Charakteristika der alloSCT
Holmqvist präsentierte die Ergebnisse auf der Basis von 865 Empfängern einer alloSCT in der Kindheit, die mindestens zwei Jahre danach überlebt hatten. Das mediane Alter bei Transplantation betrug 10,6 Jahre. Die primäre Diagnose war am häufigsten eine akute lymphatische Leukämie (29%) gewesen gefolgt von einer akuten myeloischen Leukämie beziehungsweise einem Myelodysplastischen Syndrom (28%) sowie einer schweren aplastischen Anämie (11%). 54% der pädiatrischen Patienten hatten eine Stammzellspende eines verwandten, 46% eines nicht verwandten Spenders erhalten. Die Stammzellen waren zu 75% aus dem Knochenmark gewonnen worden, 13% aber auch aus Nabelschnurblut und 12% aus peripherem But. 73% der Patienten hatten eine myeloablative Konditionierung erhalten, 27% eine Konditionierung mit reduzierter Intensität.
Chronische Spätfolgen eher Regel als Ausnahme
Nach einer medianen Beobachtungszeit von 10,7 Jahren waren 285 der 865 Patienten bereits verstorben. Irgendeine CHC des Grads 1-5 wiesen mit 63,6% fast zwei Drittel der Patienten auf. Bei einem Drittel aller Patienten (33,2%) erreichten diese chronischen Gesundheitsprobleme einen Grad 3-5. Die kumulative Inzidenz dieser schweren bis fatalen chronischen Probleme nahm kontinuierlich zu.

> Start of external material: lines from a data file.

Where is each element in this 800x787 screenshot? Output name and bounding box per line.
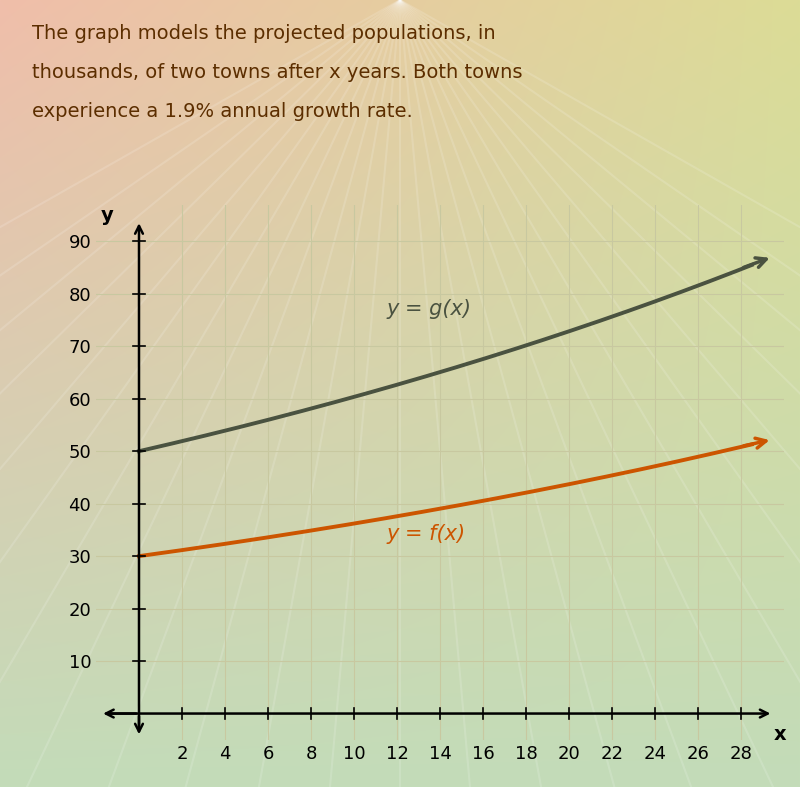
Text: experience a 1.9% annual growth rate.: experience a 1.9% annual growth rate. xyxy=(32,102,413,121)
Text: The graph models the projected populations, in: The graph models the projected populatio… xyxy=(32,24,496,42)
Text: x: x xyxy=(774,725,786,744)
Text: y: y xyxy=(100,205,113,224)
Text: y = g(x): y = g(x) xyxy=(386,299,471,319)
Text: y = f(x): y = f(x) xyxy=(386,524,466,545)
Text: thousands, of two towns after x years. Both towns: thousands, of two towns after x years. B… xyxy=(32,63,522,82)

Für ein Alter von 35 Jahren errechneten die Forscher eine kumulative Inzidenz von 48,9% - jeder zweite Überlebende ist also im mittleren Lebensalter nach alloSCT in der Kindheit von CHC des Grads 3-5 betroffen.
Prädiktoren für schwere und lebensbedrohliche Spätfolgen
Neben dem Alter bei alloSCT waren weibliches Geschlecht, die Verwendung von peripheren Stammzellen, eine durchgeführte Ganzkörperbestrahlung sowie ein nicht verwandter Stammzellspender Prädiktoren für die Entwicklung einer CHC des Grads 3-5. Der Vergleich von 580 Stammzellempfängern und ihren Geschwistern belegte das deutlich erhöhte Risiko für CHC eindrucksvoll: Im Alter von 35 Jahren waren hier Überlebende nach alloSCT zu 49,1% von CHC des Grads 3-5 betroffen, die Geschwister nur zu 6,9%.
Viele Organsysteme betroffen
Das Risiko für CHC des Grads 3-4 war nach alloSCT gegenüber den Geschwistern um den Faktor 13,3 erhöht. Das Risiko für Katarakte lag sogar 40 Mal so hoch wie bei Geschwistern, das Diabetesrisiko 11,6 Mal so hoch und das Risiko für kardiovaskuläre Erkrankungen 11,3 Mal so hoch. Auch für Knoten in der Schilddrüse, Gelenkersatz und sensineurale Erkrankungen bis hin zu Blindheit und Taubheit war die Wahrscheinlichkeit nach alloSCT deutlich erhöht. Gleiche mehrere solcher CHC wissen 41,9 Mal mehr Teilnehmer der alloSCT- als Teilnehmer der Geschwisterkohorte auf.
Fazit: Kontinuierliche Nachsorge nach alloSCT
Die vorgestellten Ergebnisse der BMTSS zeigen, dass eine risikobasierte Langzeitnachsorge nach alloSCT in der Kindheit notwendig ist, um CHC und relevante Risikofaktoren dafür frühzeitig zu erkennen, adäquat zu managen und so womöglich Todesfälle zu vermeiden.